Islamic finance jumps into FinTech
Back in 2015, predictions for the growth of Islamic finance throughout the Arab world and beyond were optimistic with Thomson Reuters predicting global assets would reach $3.25 trillion by 2020. Yet, with under two years to go, the current figure still stands $1trillion short and last year was the fifth consecutive year that growth declined.
Oil takes a dive
One of the contributing factors to Islamic finance’s stagnating growth is the drop in oil price, according to Vanessa Blanchet, a client director at Ocorian, a trust company based in Jersey. “Whilst Islamic banking and finance is global, it is more prevalent in oil exporting regions”, she explains. A weaker performance in these core countries has translated into lower growth opportunities which in turn has impacted Islamic banks. That said, it’s not all doom and gloom for the sector. There is a growing move towards innovation which could bring the industry back on track.

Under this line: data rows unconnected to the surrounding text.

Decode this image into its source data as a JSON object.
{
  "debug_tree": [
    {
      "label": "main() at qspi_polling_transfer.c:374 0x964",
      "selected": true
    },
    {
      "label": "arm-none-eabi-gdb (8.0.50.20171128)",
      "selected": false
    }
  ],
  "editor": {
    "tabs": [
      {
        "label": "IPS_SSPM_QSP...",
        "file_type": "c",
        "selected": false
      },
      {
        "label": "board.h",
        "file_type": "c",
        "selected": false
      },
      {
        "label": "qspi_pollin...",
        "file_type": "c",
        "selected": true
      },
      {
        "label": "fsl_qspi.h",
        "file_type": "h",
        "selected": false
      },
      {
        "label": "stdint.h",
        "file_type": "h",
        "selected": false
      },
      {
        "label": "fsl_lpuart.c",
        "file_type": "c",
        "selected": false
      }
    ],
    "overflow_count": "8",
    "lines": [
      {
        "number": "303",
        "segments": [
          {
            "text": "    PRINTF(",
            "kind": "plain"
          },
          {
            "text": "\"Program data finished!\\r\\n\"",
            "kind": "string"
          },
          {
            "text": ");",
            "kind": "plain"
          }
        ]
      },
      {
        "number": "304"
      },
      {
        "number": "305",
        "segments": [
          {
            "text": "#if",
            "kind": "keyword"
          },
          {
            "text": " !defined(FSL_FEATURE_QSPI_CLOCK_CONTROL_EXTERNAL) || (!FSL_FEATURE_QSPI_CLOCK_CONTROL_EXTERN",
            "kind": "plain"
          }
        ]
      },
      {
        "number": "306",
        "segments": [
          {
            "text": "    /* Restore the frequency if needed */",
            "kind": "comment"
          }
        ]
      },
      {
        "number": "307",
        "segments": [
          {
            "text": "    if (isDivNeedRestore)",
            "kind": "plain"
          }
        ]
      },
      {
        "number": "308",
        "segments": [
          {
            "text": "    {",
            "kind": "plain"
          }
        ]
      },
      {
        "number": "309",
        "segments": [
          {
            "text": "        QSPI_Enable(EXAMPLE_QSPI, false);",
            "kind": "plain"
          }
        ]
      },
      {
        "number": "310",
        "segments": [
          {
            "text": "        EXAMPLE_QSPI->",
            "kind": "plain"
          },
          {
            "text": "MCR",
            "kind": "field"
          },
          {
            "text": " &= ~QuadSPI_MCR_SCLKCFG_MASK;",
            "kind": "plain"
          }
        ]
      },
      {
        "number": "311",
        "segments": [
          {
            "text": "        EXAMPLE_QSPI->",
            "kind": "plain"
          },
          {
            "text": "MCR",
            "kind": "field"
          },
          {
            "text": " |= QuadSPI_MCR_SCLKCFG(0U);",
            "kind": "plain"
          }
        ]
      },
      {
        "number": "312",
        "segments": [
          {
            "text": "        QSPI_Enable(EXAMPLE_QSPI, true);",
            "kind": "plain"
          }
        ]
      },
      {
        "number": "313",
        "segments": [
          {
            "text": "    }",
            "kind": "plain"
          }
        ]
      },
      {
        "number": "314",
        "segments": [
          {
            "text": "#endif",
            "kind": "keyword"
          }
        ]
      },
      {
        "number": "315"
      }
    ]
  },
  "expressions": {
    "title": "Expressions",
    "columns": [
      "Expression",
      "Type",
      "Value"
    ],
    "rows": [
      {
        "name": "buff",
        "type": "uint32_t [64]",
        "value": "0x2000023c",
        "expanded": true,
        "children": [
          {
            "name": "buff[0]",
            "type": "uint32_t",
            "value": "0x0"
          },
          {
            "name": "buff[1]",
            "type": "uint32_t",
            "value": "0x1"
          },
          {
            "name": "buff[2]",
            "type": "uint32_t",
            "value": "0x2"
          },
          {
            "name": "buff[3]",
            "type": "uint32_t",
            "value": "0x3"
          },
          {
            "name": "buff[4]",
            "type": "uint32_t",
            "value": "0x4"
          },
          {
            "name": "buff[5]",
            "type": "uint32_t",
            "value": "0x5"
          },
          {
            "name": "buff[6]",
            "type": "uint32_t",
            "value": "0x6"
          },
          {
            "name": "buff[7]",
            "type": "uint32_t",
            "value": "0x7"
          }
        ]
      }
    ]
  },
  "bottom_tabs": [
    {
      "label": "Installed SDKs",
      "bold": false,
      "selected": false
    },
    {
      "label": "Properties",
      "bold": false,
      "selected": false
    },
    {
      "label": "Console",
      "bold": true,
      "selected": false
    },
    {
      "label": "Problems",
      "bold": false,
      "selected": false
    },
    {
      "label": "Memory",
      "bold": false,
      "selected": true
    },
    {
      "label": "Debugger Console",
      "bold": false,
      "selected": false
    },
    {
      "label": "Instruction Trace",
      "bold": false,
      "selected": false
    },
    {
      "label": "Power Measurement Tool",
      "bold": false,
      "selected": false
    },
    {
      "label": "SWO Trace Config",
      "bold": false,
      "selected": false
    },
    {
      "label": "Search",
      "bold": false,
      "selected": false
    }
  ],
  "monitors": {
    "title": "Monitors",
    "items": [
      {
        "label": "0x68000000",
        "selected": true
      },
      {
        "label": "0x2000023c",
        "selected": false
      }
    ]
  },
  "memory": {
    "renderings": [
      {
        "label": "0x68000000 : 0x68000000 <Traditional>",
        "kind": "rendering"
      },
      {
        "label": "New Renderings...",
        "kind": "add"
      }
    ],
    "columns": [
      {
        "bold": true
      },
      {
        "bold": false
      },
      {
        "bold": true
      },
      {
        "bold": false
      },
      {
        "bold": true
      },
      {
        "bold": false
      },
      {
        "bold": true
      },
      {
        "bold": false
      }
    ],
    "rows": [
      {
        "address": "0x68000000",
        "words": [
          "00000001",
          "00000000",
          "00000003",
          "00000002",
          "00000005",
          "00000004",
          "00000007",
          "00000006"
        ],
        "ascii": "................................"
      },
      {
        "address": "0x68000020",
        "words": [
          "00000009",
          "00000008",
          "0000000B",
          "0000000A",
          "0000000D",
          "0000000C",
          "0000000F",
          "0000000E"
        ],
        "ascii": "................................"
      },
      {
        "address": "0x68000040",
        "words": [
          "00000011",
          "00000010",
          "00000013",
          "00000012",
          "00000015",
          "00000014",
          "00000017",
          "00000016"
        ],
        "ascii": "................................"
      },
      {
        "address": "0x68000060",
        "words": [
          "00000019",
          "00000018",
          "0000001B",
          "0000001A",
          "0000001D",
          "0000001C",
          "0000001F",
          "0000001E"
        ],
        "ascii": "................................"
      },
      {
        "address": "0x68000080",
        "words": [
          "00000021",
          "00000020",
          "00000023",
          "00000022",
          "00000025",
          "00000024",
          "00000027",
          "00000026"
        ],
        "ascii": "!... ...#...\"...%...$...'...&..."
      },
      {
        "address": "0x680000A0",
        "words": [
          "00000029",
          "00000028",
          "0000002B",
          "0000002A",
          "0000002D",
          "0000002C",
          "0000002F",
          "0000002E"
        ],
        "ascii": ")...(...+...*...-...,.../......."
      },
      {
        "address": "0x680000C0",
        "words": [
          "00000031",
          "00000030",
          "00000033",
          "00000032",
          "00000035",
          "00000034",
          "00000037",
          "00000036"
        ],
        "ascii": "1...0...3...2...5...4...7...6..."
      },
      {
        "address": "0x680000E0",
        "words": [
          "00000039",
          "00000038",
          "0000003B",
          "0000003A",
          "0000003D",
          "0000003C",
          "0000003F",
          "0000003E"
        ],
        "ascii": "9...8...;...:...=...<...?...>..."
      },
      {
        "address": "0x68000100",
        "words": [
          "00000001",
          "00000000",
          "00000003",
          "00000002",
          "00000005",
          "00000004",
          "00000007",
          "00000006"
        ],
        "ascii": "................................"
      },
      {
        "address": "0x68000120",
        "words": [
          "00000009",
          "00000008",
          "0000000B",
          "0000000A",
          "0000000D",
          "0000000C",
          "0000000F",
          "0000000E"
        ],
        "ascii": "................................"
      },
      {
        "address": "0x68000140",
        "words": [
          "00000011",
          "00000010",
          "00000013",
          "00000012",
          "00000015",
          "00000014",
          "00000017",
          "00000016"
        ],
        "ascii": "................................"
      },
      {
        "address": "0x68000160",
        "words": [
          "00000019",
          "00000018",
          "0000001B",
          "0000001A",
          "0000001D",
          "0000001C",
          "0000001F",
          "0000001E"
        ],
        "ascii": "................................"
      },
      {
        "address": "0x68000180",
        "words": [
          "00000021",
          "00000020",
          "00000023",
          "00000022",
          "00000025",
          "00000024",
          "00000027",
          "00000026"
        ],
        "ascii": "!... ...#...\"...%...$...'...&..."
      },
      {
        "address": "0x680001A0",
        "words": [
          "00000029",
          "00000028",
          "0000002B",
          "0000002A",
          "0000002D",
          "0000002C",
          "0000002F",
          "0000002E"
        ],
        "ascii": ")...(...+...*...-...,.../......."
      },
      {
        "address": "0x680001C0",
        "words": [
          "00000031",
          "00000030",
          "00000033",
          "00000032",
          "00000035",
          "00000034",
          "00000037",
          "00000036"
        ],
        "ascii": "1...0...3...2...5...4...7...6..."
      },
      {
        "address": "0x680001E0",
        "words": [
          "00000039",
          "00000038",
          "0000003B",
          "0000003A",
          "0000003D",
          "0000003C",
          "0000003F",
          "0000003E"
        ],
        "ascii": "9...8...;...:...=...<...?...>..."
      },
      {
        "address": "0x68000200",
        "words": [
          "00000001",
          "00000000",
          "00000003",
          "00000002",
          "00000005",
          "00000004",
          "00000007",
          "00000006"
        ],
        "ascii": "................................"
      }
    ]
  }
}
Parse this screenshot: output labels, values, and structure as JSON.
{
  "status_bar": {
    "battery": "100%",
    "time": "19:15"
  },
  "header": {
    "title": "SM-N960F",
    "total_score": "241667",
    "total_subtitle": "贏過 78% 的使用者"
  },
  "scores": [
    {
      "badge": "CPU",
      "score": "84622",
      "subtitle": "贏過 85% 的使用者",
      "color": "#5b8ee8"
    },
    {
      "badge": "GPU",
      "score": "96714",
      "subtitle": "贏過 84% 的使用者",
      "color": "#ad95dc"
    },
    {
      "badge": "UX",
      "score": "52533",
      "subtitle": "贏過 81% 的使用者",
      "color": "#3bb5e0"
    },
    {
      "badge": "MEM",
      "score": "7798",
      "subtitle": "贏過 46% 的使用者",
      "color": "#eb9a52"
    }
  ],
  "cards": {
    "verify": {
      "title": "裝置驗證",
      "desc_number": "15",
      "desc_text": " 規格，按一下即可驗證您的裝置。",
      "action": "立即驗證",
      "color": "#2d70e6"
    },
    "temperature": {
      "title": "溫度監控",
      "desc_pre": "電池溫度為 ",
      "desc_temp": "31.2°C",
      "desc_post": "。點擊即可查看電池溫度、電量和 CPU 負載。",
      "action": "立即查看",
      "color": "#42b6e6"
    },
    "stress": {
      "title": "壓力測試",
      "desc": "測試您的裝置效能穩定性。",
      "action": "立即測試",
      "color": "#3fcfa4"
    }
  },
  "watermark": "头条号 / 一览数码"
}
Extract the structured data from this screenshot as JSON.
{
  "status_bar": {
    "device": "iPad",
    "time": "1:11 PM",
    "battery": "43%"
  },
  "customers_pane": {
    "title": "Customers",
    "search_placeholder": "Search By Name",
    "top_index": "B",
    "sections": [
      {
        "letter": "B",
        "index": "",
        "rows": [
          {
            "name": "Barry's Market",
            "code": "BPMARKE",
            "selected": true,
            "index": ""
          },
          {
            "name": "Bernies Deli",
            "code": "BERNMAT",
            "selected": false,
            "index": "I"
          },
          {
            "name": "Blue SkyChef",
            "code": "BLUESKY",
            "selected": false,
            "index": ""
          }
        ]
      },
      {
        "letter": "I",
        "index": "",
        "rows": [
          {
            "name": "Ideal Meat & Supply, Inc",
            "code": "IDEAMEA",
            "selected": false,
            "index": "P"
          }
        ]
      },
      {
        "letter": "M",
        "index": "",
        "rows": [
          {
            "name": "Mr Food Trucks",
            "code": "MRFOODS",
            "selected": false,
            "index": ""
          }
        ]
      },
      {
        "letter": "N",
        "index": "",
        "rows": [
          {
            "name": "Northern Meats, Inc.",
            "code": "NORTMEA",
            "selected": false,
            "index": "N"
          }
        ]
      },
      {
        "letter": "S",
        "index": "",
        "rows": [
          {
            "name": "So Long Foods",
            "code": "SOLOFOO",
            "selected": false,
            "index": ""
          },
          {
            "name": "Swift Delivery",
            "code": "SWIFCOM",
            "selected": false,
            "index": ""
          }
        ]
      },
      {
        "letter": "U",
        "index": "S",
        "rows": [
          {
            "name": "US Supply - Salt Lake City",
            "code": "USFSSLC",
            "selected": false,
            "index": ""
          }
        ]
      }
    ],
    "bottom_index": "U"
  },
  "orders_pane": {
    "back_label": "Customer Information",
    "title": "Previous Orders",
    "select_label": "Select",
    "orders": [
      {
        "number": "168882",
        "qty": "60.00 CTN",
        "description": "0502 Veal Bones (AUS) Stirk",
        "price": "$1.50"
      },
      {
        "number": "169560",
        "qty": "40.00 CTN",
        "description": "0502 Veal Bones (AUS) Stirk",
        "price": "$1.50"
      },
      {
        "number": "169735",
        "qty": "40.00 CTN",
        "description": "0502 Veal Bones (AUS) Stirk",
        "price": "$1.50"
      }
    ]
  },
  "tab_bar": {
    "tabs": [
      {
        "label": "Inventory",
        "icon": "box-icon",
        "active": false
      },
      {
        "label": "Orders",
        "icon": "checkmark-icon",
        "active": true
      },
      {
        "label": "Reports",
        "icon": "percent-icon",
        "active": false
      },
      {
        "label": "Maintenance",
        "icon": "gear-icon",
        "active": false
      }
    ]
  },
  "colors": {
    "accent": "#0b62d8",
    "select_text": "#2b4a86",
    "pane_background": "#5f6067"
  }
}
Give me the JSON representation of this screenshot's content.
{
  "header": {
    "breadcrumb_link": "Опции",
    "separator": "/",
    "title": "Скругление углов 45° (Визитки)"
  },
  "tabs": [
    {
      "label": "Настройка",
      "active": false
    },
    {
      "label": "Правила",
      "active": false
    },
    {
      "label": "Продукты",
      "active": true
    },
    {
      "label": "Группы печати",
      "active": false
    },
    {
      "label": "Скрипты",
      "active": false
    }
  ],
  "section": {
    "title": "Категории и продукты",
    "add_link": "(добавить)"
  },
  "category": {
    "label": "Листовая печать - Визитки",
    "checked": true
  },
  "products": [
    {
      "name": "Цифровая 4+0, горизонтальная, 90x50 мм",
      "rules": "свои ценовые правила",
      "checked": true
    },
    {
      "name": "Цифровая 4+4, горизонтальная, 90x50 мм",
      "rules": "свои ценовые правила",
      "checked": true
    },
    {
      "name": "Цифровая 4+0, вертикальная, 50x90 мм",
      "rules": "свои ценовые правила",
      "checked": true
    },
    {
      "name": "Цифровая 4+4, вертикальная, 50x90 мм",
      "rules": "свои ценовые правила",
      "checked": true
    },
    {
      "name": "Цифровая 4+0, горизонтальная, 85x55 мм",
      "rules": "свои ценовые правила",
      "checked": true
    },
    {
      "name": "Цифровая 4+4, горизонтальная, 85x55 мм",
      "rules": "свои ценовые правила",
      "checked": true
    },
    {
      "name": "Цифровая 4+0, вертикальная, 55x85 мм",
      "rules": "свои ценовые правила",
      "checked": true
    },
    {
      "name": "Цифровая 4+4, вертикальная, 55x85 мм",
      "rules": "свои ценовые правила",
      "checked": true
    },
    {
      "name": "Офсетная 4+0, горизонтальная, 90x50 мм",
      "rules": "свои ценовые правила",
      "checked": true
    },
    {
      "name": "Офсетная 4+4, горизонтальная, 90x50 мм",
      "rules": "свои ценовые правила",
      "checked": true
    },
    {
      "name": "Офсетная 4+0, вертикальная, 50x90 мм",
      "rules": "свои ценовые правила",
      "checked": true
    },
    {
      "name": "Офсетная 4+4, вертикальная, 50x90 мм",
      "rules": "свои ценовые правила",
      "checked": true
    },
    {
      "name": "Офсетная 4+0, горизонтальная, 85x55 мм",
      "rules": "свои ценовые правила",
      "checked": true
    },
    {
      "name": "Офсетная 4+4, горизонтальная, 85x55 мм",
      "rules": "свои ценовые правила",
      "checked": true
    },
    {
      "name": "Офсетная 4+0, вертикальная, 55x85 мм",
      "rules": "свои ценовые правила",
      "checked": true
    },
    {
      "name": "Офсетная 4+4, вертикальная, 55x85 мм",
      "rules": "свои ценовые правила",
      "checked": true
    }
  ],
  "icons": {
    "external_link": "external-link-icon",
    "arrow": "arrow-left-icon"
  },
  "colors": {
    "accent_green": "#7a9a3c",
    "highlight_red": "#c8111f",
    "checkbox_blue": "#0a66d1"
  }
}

- Islamic financing grows in strength in UK
- Britain has more Islamic banks and lenders than any other Western country
Broadening SME reach with digital banking
Digital financial technology is still in its infancy according to Imam Qazi, partner at Foot Anstey. Yet it already offers the potential for high growth within the Islamic finance sector. “Utilising FinTech can help to increase the accessibility of this market to both Muslims and non-Muslims and fill the funding gap for SMEs. FinTech start-ups are focussing on improving and digitising a broad range of Islamic banking services and processes. New innovative solutions with blockchain are improving attempts to simplify contacts and Sharia compliant interpretations of cryptocurrencies are also being developed to create universal payment systems. Successful deployment of a blockchain-based FinTech solution could greatly expand the number of SMEs that can be financed in this market”, he explained.
Qazi believes that “investment in FinTech and a spotlight on SME funding is a new direction for Islamic finance which suggests that banking developments have been more dynamic than the figures suggest”.
Islamic investors do good
On 1 August, Malaysia’s shariah-compliant BIMB Investment Management launched the world’s first environmental, social and governance (ESG) sukuk fund. Through this fund, BIMB tapped into a growing pool of investors looking for sustainable and ethical investment options.
ESG investing is estimated at over $20trillion in AUM and shares many common features with Islamic finance, namely the avoidance of risk and ensuring resilience in investments. Yet, “there are fundamental points of difference” said Fara Mohammad, legal director at Clyde & Co. “Islamic finance was considered largely from a legal and structural view, rather than being driven by the impact on society”. That said, “there is a real opportunity for, and demonstrated movement towards, Islamic finance to align with ESG objectives and join the movement of responsible investing in a significant way”, added Mohammad.
Blanchet is in agreement, “Shariah principles naturally align with the basis of ESG principles. Rather than being in competition, ESG investing could be viewed as providing another option to investors where compliance with Shariah principles are important. That is not to say any ESG investing strategy will always comply, rather it is an opportunity for products to develop”.
Green sukuks are an example of such product innovation. In February 2018, the Republic of Indonesia issued a dual tranche USD1.25 billion five-year green sukuk demonstrating how Islamic finance is playing an increasing role in investments made under ESG. According to Qazi, “Green sukuk could be a growth driver for Islamic finance; exploit the obvious synergies between both given the global urge to achieve more sustainable, cleaner and resilient world ecosystem by offering investors financing opportunities supporting green projects. Further, green sukuk funding can broaden the ESG market and help bridge the gap between conventional and Islamic financing”.
While Islamic finance has yet to reach the mainstream, it’s clear the answer in doing so aligns with the rest of the worlds themes which are FinTech and a greener planet.